The Town of Manchester-by-the-Sea was included in a grant of land to the Massachusetts Bay Colony made in 1629 by Charles I who signed their charter in that year. By June of the same year the first ship, the Talbot, dropped anchor in Manchester Harbor carrying settlers for the new town. Formally incorporated in 1645, the young community displayed its moral foundations by adopting a set of laws and regulations that prohibited the slave trade, made cruelty to animals a civil offence and forbade imprisonment for debt. Historians point out that these goodly beginnings may have led the colonists to go overboard as they continued to try to legislate all behavior with laws about how to conduct a courtship, laws against "excess in apparel" or "immodest laying out of theire haire". In 1644 a tide-mill was established, in 1668 a sawmill was built and in 1684 Aaron Bennett set up a grist mill.

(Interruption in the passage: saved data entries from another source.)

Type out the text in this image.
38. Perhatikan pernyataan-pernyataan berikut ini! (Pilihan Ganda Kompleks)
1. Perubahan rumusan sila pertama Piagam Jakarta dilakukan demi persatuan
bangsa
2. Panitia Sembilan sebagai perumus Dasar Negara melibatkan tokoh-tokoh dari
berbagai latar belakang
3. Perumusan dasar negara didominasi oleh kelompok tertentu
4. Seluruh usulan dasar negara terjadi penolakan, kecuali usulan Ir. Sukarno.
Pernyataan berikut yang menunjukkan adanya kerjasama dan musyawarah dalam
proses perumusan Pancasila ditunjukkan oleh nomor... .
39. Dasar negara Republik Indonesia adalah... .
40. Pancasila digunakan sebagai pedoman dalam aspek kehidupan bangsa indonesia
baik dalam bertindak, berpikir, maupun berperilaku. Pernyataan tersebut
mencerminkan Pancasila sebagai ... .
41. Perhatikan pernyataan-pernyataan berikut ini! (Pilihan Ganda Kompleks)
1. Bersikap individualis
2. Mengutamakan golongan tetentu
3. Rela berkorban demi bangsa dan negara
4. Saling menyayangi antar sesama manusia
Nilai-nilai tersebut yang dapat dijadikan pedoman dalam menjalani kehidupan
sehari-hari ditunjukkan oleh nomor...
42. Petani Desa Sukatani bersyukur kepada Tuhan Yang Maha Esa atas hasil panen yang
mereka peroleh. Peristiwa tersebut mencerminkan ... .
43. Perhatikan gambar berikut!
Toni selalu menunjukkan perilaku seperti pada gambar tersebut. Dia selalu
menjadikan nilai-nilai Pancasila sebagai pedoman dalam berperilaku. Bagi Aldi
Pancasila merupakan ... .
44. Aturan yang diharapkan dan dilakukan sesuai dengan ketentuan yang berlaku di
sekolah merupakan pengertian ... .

Foreshadowing its maritime future, John Norton began building ships on land granted him near the shore in 1684. By 1700 the prosperous burghers of Manchester were able to pay Masconomet, the sagamore of the Agawam Indians, 3 pounds and 19 shillings in silver money for all rights to the lands on which the town stood.

The town's economy was based on some farming and a lot of fishing for cod and mackerel, and Manchester men were known as good mariners. In 1810, 50 masters of vessels were Manchester residents. Manchester men were patriotic as well and they served in the successful assault on Louisburg in Canada, while the town meeting raised money to support the Minute Men. The life of the town was largely maritime with a fishing fleet, fish yards and fish storage warehouses until the decay of the fishing industry freed workers for the newly expanded woodworking and cabinet making jobs.

In 1845 a new phase opened in the town when the first summer resident, poet Richard Dana, built his vacation home. Manchester quickly became a very fashionable watering place for wealthy people from the city and the town gained an increasingly important summer population. In 1868 the original Town Hall was built, while the public library was given to the town by the Hon. T. Jefferson Coolidge, a summer resident in 1886. In modern times, Manchester has retained its reputation as a fashionable summer address, while developing a new suburban population as a handsome residential community.